About a week ago I stumbled on this tumblr page, white guys doing it by themselves. I thought it was the perfect satirical commentary on the patriarchal “white male” culture we live in.  As I found out after posting a link to the site on Facebook, some of my fellow law students (specifically, white males) did not think so.  They all agreed that our culture should be about promoting diversity, but they didn’t agree with how “anti-white male” everything has become.

It seems as if whenever women or other minority groups make strides, it is at the cost of the “white male” majority.  The baselessness of this argument is perfectly demonstrated in the article, “How Feminism Hurts Men” by Micah J. Murray.

What bothered me most about my fellow students commentary was that they didn’t understand my point: it is not about being a white male, it is the ideology of white male privilege. As Zillah Eisenstein states, “The phallocratic standard in Western industrial societies is white, middle-class male.” Historically, this is fact – whites have always been in more power-filled positions, and this includes white females, like myself.

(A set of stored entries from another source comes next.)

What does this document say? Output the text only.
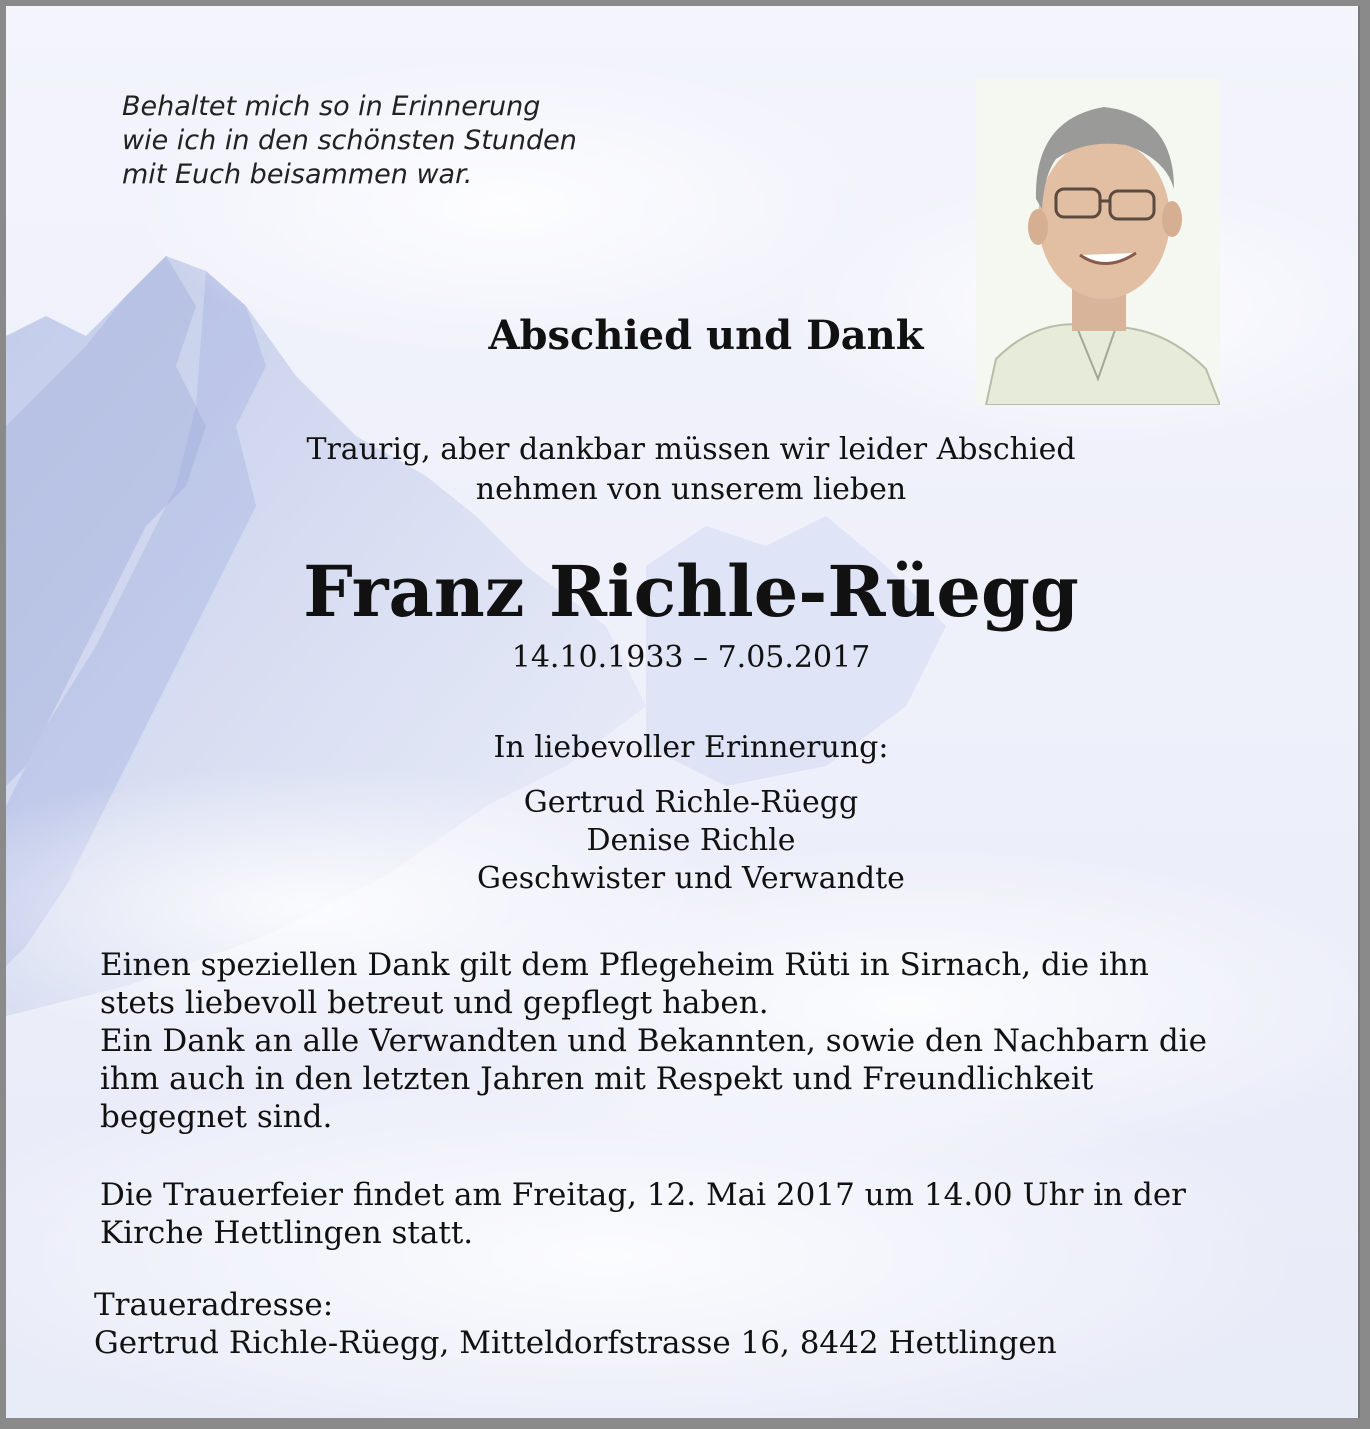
Behaltet mich so in Erinnerung
wie ich in den schönsten Stunden
mit Euch beisammen war.
Abschied und Dank
Traurig, aber dankbar müssen wir leider Abschied
nehmen von unserem lieben
Franz Richle-Rüegg
14.10.1933 – 7.05.2017
In liebevoller Erinnerung:
Gertrud Richle-Rüegg
Denise Richle
Geschwister und Verwandte
Einen speziellen Dank gilt dem Pflegeheim Rüti in Sirnach, die ihn
stets liebevoll betreut und gepflegt haben.
Ein Dank an alle Verwandten und Bekannten, sowie den Nachbarn die
ihm auch in den letzten Jahren mit Respekt und Freundlichkeit
begegnet sind.
Die Trauerfeier findet am Freitag, 12. Mai 2017 um 14.00 Uhr in der
Kirche Hettlingen statt.
Traueradresse:
Gertrud Richle-Rüegg, Mitteldorfstrasse 16, 8442 Hettlingen
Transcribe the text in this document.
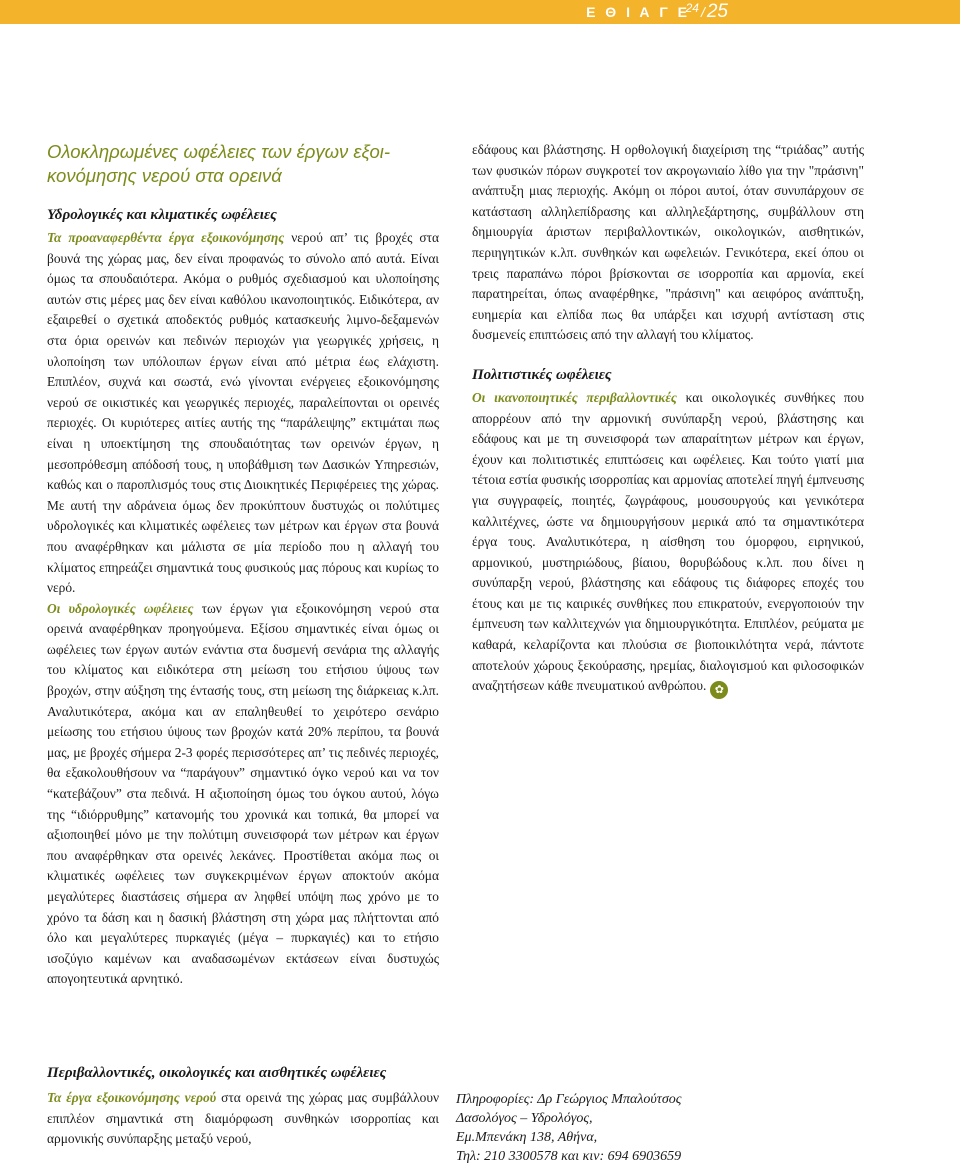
Ε Θ Ι Α Γ Ε
$^{24}$ / 25
Ολοκληρωμένες ωφέλειες των έργων εξοι-κονόμησης νερού στα ορεινά
Υδρολογικές και κλιματικές ωφέλειες

Τα προαναφερθέντα έργα εξοικονόμησης νερού απ’ τις βροχές στα βουνά της χώρας μας, δεν είναι προφανώς το σύνολο από αυτά. Είναι όμως τα σπουδαιότερα. Ακόμα ο ρυθμός σχεδιασμού και υλοποίησης αυτών στις μέρες μας δεν είναι καθόλου ικανοποιητικός. Ειδικότερα, αν εξαιρεθεί ο σχετικά αποδεκτός ρυθμός κατασκευής λιμνο-δεξαμενών στα όρια ορεινών και πεδινών περιοχών για γεωργικές χρήσεις, η υλοποίηση των υπόλοιπων έργων είναι από μέτρια έως ελάχιστη. Επιπλέον, συχνά και σωστά, ενώ γίνονται ενέργειες εξοικονόμησης νερού σε οικιστικές και γεωργικές περιοχές, παραλείπονται οι ορεινές περιοχές. Οι κυριότερες αιτίες αυτής της “παράλειψης” εκτιμάται πως είναι η υποεκτίμηση της σπουδαιότητας των ορεινών έργων, η μεσοπρόθεσμη απόδοσή τους, η υποβάθμιση των Δασικών Υπηρεσιών, καθώς και ο παροπλισμός τους στις Διοικητικές Περιφέρειες της χώρας. Με αυτή την αδράνεια όμως δεν προκύπτουν δυστυχώς οι πολύτιμες υδρολογικές και κλιματικές ωφέλειες των μέτρων και έργων στα βουνά που αναφέρθηκαν και μάλιστα σε μία περίοδο που η αλλαγή του κλίματος επηρεάζει σημαντικά τους φυσικούς μας πόρους και κυρίως το νερό.

Οι υδρολογικές ωφέλειες των έργων για εξοικονόμηση νερού στα ορεινά αναφέρθηκαν προηγούμενα. Εξίσου σημαντικές είναι όμως οι ωφέλειες των έργων αυτών ενάντια στα δυσμενή σενάρια της αλλαγής του κλίματος και ειδικότερα στη μείωση του ετήσιου ύψους των βροχών, στην αύξηση της έντασής τους, στη μείωση της διάρκειας κ.λπ. Αναλυτικότερα, ακόμα και αν επαληθευθεί το χειρότερο σενάριο μείωσης του ετήσιου ύψους των βροχών κατά 20% περίπου, τα βουνά μας, με βροχές σήμερα 2-3 φορές περισσότερες απ’ τις πεδινές περιοχές, θα εξακολουθήσουν να “παράγουν” σημαντικό όγκο νερού και να τον “κατεβάζουν” στα πεδινά. Η αξιοποίηση όμως του όγκου αυτού, λόγω της “ιδιόρρυθμης” κατανομής του χρονικά και τοπικά, θα μπορεί να αξιοποιηθεί μόνο με την πολύτιμη συνεισφορά των μέτρων και έργων που αναφέρθηκαν στα ορεινές λεκάνες. Προστίθεται ακόμα πως οι κλιματικές ωφέλειες των συγκεκριμένων έργων αποκτούν ακόμα μεγαλύτερες διαστάσεις σήμερα αν ληφθεί υπόψη πως χρόνο με το χρόνο τα δάση και η δασική βλάστηση στη χώρα μας πλήττονται από όλο και μεγαλύτερες πυρκαγιές (μέγα – πυρκαγιές) και το ετήσιο ισοζύγιο καμένων και αναδασωμένων εκτάσεων είναι δυστυχώς απογοητευτικά αρνητικό.

Περιβαλλοντικές, οικολογικές και αισθητικές ωφέλειες

Τα έργα εξοικονόμησης νερού στα ορεινά της χώρας μας συμβάλλουν επιπλέον σημαντικά στη διαμόρφωση συνθηκών ισορροπίας και αρμονικής συνύπαρξης μεταξύ νερού,

εδάφους και βλάστησης. Η ορθολογική διαχείριση της “τριάδας” αυτής των φυσικών πόρων συγκροτεί τον ακρογωνιαίο λίθο για την "πράσινη" ανάπτυξη μιας περιοχής. Ακόμη οι πόροι αυτοί, όταν συνυπάρχουν σε κατάσταση αλληλεπίδρασης και αλληλεξάρτησης, συμβάλλουν στη δημιουργία άριστων περιβαλλοντικών, οικολογικών, αισθητικών, περιηγητικών κ.λπ. συνθηκών και ωφελειών. Γενικότερα, εκεί όπου οι τρεις παραπάνω πόροι βρίσκονται σε ισορροπία και αρμονία, εκεί παρατηρείται, όπως αναφέρθηκε, "πράσινη" και αειφόρος ανάπτυξη, ευημερία και ελπίδα πως θα υπάρξει και ισχυρή αντίσταση στις δυσμενείς επιπτώσεις από την αλλαγή του κλίματος.

Πολιτιστικές ωφέλειες

Οι ικανοποιητικές περιβαλλοντικές και οικολογικές συνθήκες που απορρέουν από την αρμονική συνύπαρξη νερού, βλάστησης και εδάφους και με τη συνεισφορά των απαραίτητων μέτρων και έργων, έχουν και πολιτιστικές επιπτώσεις και ωφέλειες. Και τούτο γιατί μια τέτοια εστία φυσικής ισορροπίας και αρμονίας αποτελεί πηγή έμπνευσης για συγγραφείς, ποιητές, ζωγράφους, μουσουργούς και γενικότερα καλλιτέχνες, ώστε να δημιουργήσουν μερικά από τα σημαντικότερα έργα τους. Αναλυτικότερα, η αίσθηση του όμορφου, ειρηνικού, αρμονικού, μυστηριώδους, βίαιου, θορυβώδους κ.λπ. που δίνει η συνύπαρξη νερού, βλάστησης και εδάφους τις διάφορες εποχές του έτους και με τις καιρικές συνθήκες που επικρατούν, ενεργοποιούν την έμπνευση των καλλιτεχνών για δημιουργικότητα. Επιπλέον, ρεύματα με καθαρά, κελαρίζοντα και πλούσια σε βιοποικιλότητα νερά, πάντοτε αποτελούν χώρους ξεκούρασης, ηρεμίας, διαλογισμού και φιλοσοφικών αναζητήσεων κάθε πνευματικού ανθρώπου. ✿

Πληροφορίες: Δρ Γεώργιος Μπαλούτσος
Δασολόγος – Υδρολόγος,
Εμ.Μπενάκη 138, Αθήνα,
Τηλ: 210 3300578 και κιν: 694 6903659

I think the first step to moving forward is admitting this to ourselves – colorblindness and genderblindness are not the answer. In order to successfully move away from white privilege and towards a society where we can learn to appreciate each other’s differences, we have to accept that the structural inequalities in place position white males at the helm.  As Peggy McIntosh states, “To redesign social systems we need first to acknowledge their colossal unseen dimensions.”

This is not to say that I, or feminism, are “anti-(white) male;” many people have the perception that feminism is about man-hating. Why does it have to be one or the other? Why must we sacrifice the rights of one group in order to elevate the other? Feminism is about human rights, not necessarily women’s rights – we are all a combination of different races, sex/gender, religion, economic status, and more. Feminism is about learning to appreciate those differences in ourselves and in others.

I told all of this to my fellow students, and I hope we (as whites) can become aware of our privilege and learn to use it to change the system of inequality we currently live in.